Where You Once Belonged by Kent Haruf

Published 1990

In his second novel, Where You Once Belonged, Kent Haruf continues an approach from his first novel, A Tie That Binds.  Specifically we start our reading with a third party narrator who turns the story over to a first-person narrator, Pat Arbuckle,  who tells us the story of the focal character, in this case, Jack Burdett, the best football player Holt, Colorado had ever seen,  and how the narrator’s story intertwines with that of the focal character with increasing intimacy.

In The Tie That Binds, a violent accident is the primary fault line that amplifies a difficult family situation and the abusive nature of a primary character and defines the life course for the focal character.  In Where You Once Belonged, the arrogance, thoughtlessness, and greed of a primary character, rather than a terrible, perhaps preventable, but nonetheless terrific accident, results in tragic outcomes for multiple characters that cared for and or deeply trusted him.   Thus this book takes us towards some themes that Haruf starts in The Tie That Binds and extends in the Plainsong “Triology”—-1) human beings are capable of causing great harm to others and that capability is regularly exhibited, not one that only occasionally arises; 2) human beings can persevere and even thrive in the face of human caused obstacles and can do so with grace, courage, and humility.

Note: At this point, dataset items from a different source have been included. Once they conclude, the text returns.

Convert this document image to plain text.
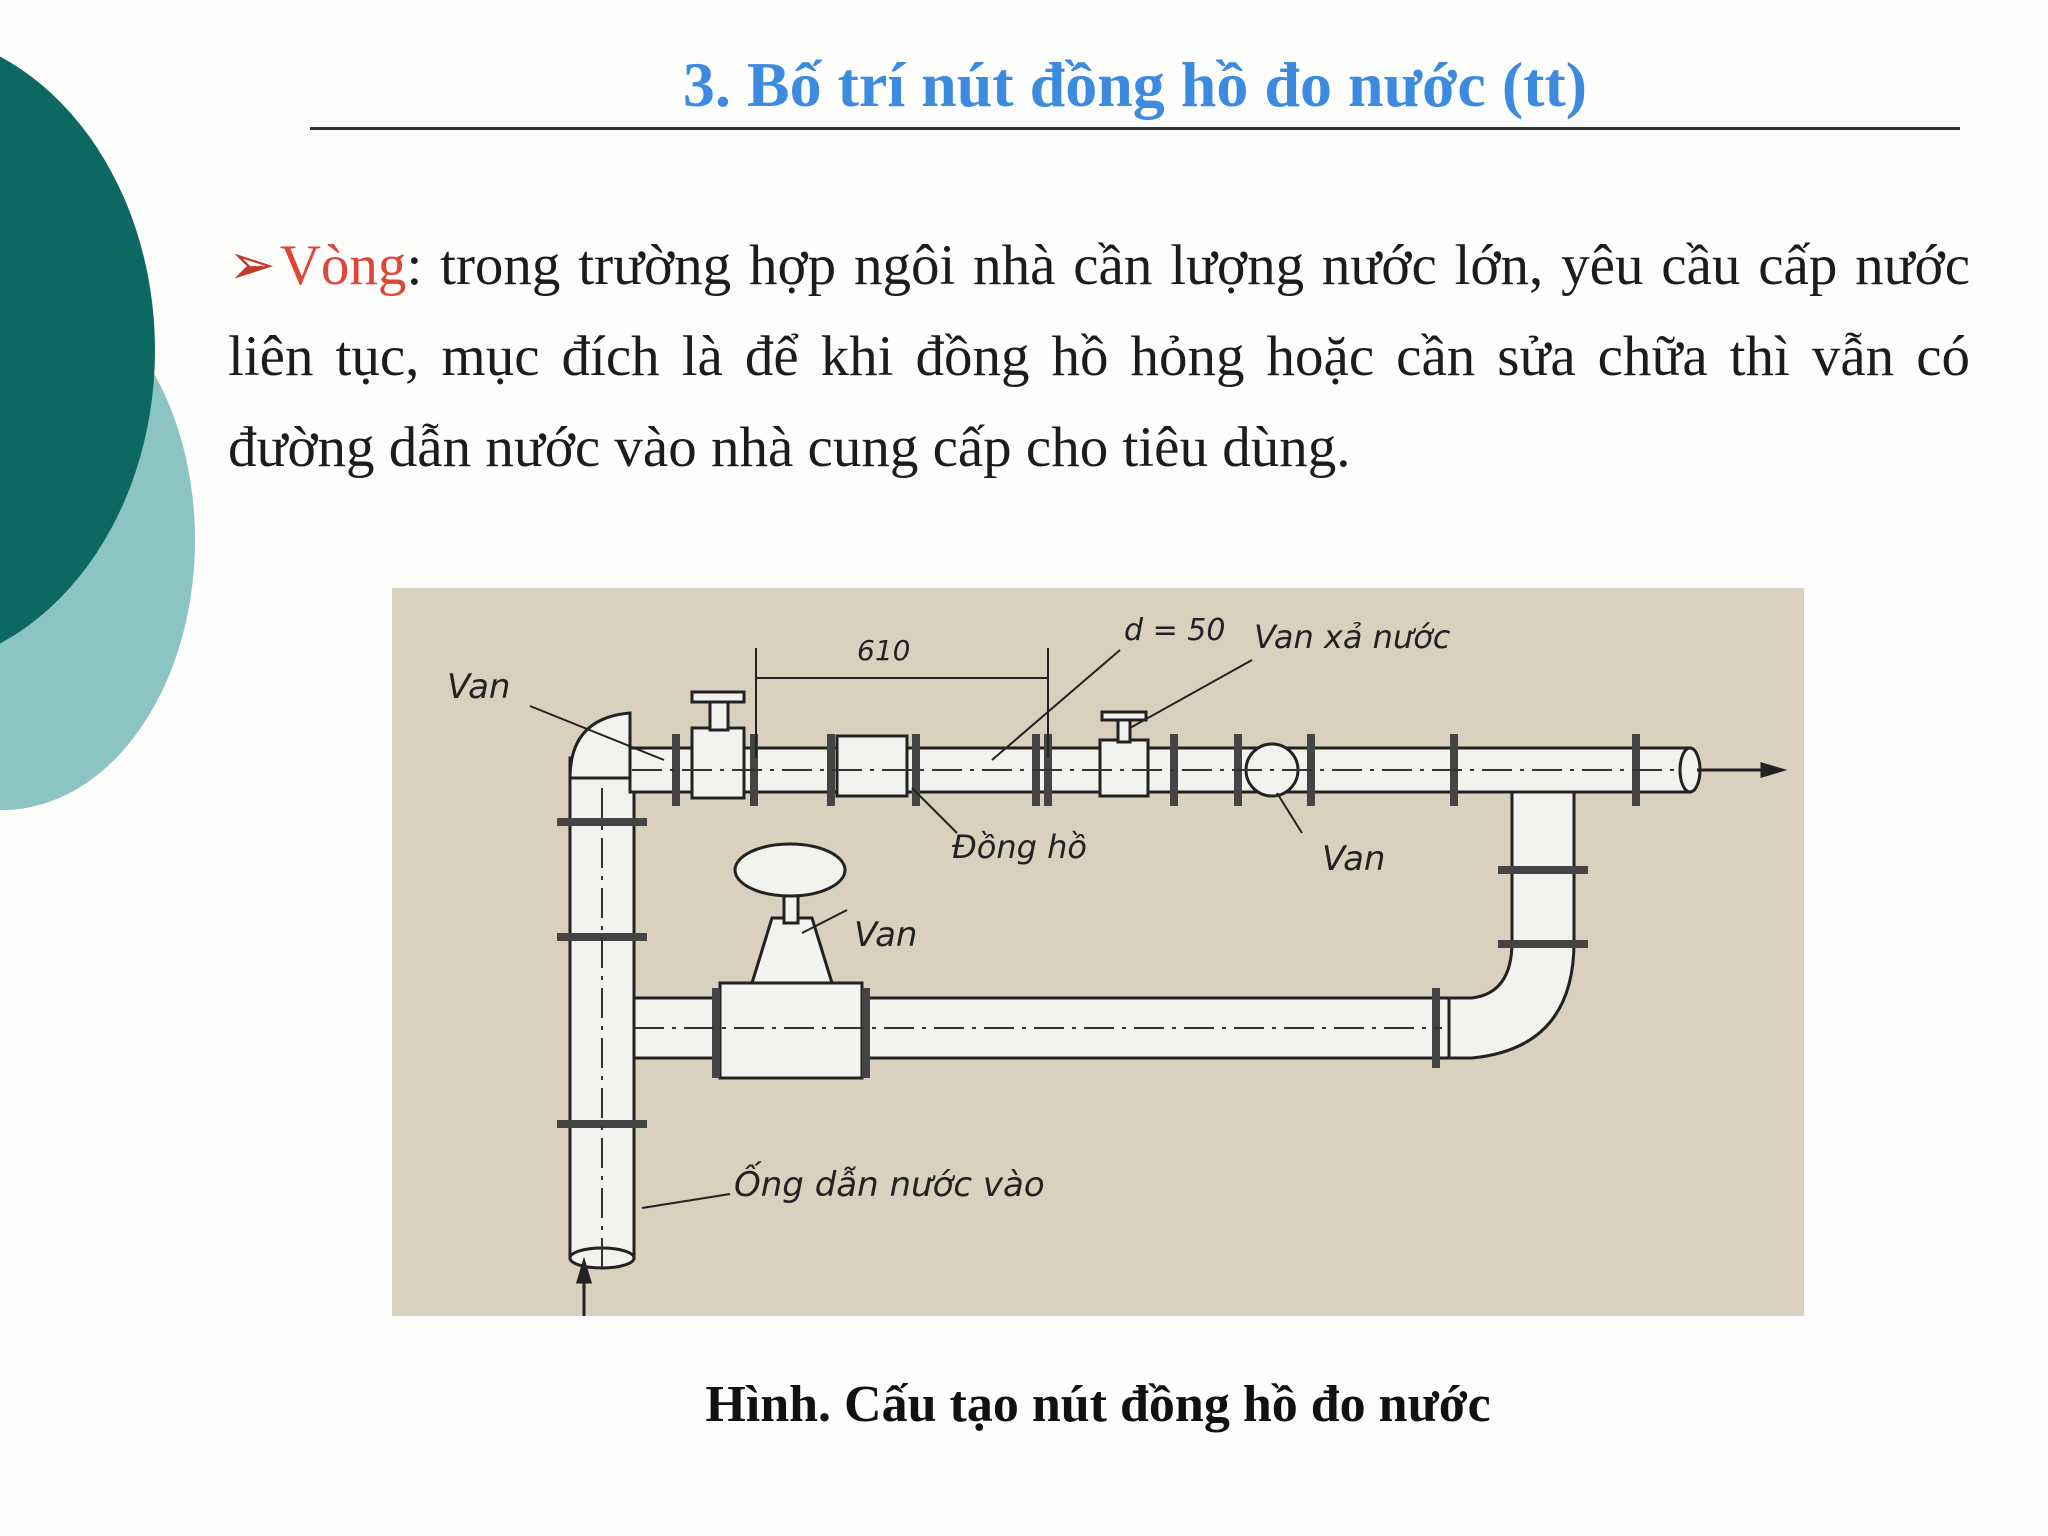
3. Bố trí nút đồng hồ đo nước (tt)
➢Vòng: trong trường hợp ngôi nhà cần lượng nước lớn, yêu cầu cấp nước liên tục, mục đích là để khi đồng hồ hỏng hoặc cần sửa chữa thì vẫn có đường dẫn nước vào nhà cung cấp cho tiêu dùng.
Van
610
d = 50 Van xả nước
Đồng hồ	Van
Van
Ống dẫn nước vào
Hình. Cấu tạo nút đồng hồ đo nước
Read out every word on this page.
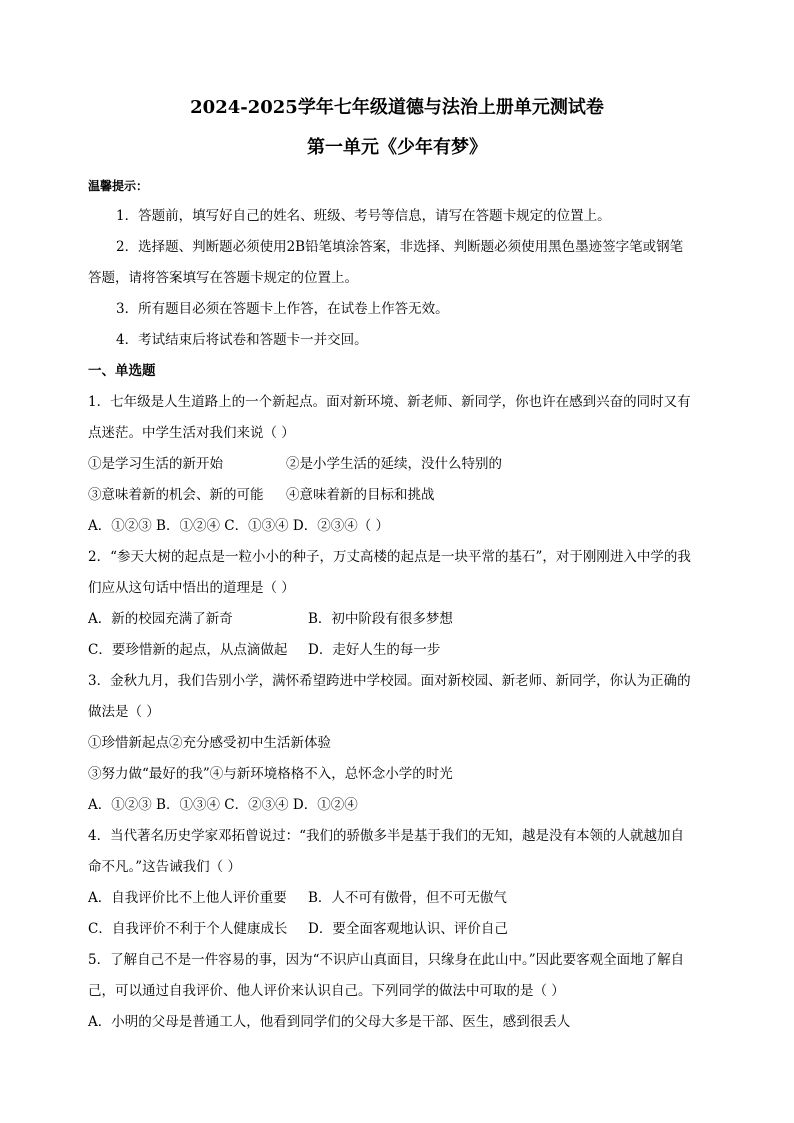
2024-2025学年七年级道德与法治上册单元测试卷
第一单元《少年有梦》
温馨提示：
1．答题前，填写好自己的姓名、班级、考号等信息，请写在答题卡规定的位置上。
2．选择题、判断题必须使用2B铅笔填涂答案，非选择、判断题必须使用黑色墨迹签字笔或钢笔
答题，请将答案填写在答题卡规定的位置上。
3．所有题目必须在答题卡上作答，在试卷上作答无效。
4．考试结束后将试卷和答题卡一并交回。
一、单选题
1．七年级是人生道路上的一个新起点。面对新环境、新老师、新同学，你也许在感到兴奋的同时又有
点迷茫。中学生活对我们来说（ ）
①是学习生活的新开始	②是小学生活的延续，没什么特别的
③意味着新的机会、新的可能 ④意味着新的目标和挑战
A．①②③ B．①②④ C．①③④ D．②③④（ ）
2．“参天大树的起点是一粒小小的种子，万丈高楼的起点是一块平常的基石”，对于刚刚进入中学的我
们应从这句话中悟出的道理是（ ）
A．新的校园充满了新奇	B．初中阶段有很多梦想
C．要珍惜新的起点，从点滴做起 D．走好人生的每一步
3．金秋九月，我们告别小学，满怀希望跨进中学校园。面对新校园、新老师、新同学，你认为正确的
做法是（ ）
①珍惜新起点②充分感受初中生活新体验
③努力做“最好的我”④与新环境格格不入，总怀念小学的时光
A．①②③ B．①③④ C．②③④ D．①②④
4．当代著名历史学家邓拓曾说过：“我们的骄傲多半是基于我们的无知，越是没有本领的人就越加自
命不凡。”这告诫我们（ ）
A．自我评价比不上他人评价重要 B．人不可有傲骨，但不可无傲气
C．自我评价不利于个人健康成长 D．要全面客观地认识、评价自己
5．了解自己不是一件容易的事，因为“不识庐山真面目，只缘身在此山中。”因此要客观全面地了解自
己，可以通过自我评价、他人评价来认识自己。下列同学的做法中可取的是（ ）
A．小明的父母是普通工人，他看到同学们的父母大多是干部、医生，感到很丢人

I synthesize from several reviews that this book was written before Haruf took up the “write blind” approach used in Plainsong and later books—-typing the first draft on a manual typewriter while wearing a wool cap over his eyes.  Unlike books written blind, Haruf does use standard punctuation in this book, but the engaging sentences were already apparent and thus not fully relliant on punctuation style.

“It [Wanda Jo’s reaction to hearing her long-time boyfriend, Jack Burdett, had married someone else] began immediately.  For the rest of that morning she sat in the telephone office rest room, staring at the tiled floor, wiping her nose on cheap toilet paper, crying quietly, her recently curled strawberry blonde hair fallen forward about her abashed and stricken face and her slim white neck bowed and exposed as if she were waiting for some final blow of some Holt County inquisitor’s ax.  All of that-that dreadful individual remorse and despair and submission-while the fan overhead went on making its maddening little noise and while the other women out in the front office continued to talk about her and to send a representative from among themselves every fifteen minutes or so to check on her.  She stayed in the rest room all that morning.  Then at noon one of the women drove her home.”

The ending is difficult–no happy endings here.   Jack Burdett created a wound in the town that hadn’t healed completely, only scabbed over.  He returned to pick that scab off and ended up ripping it off with ferocity.  Despite this, life will continue for the characters.  All will move forward somehow and at least some with remnants of positive thoughts.  The narrator, Pat Arbuckle, leaves us with  “I want to believe she is all right too…..I want to believe that much and I hope for more.”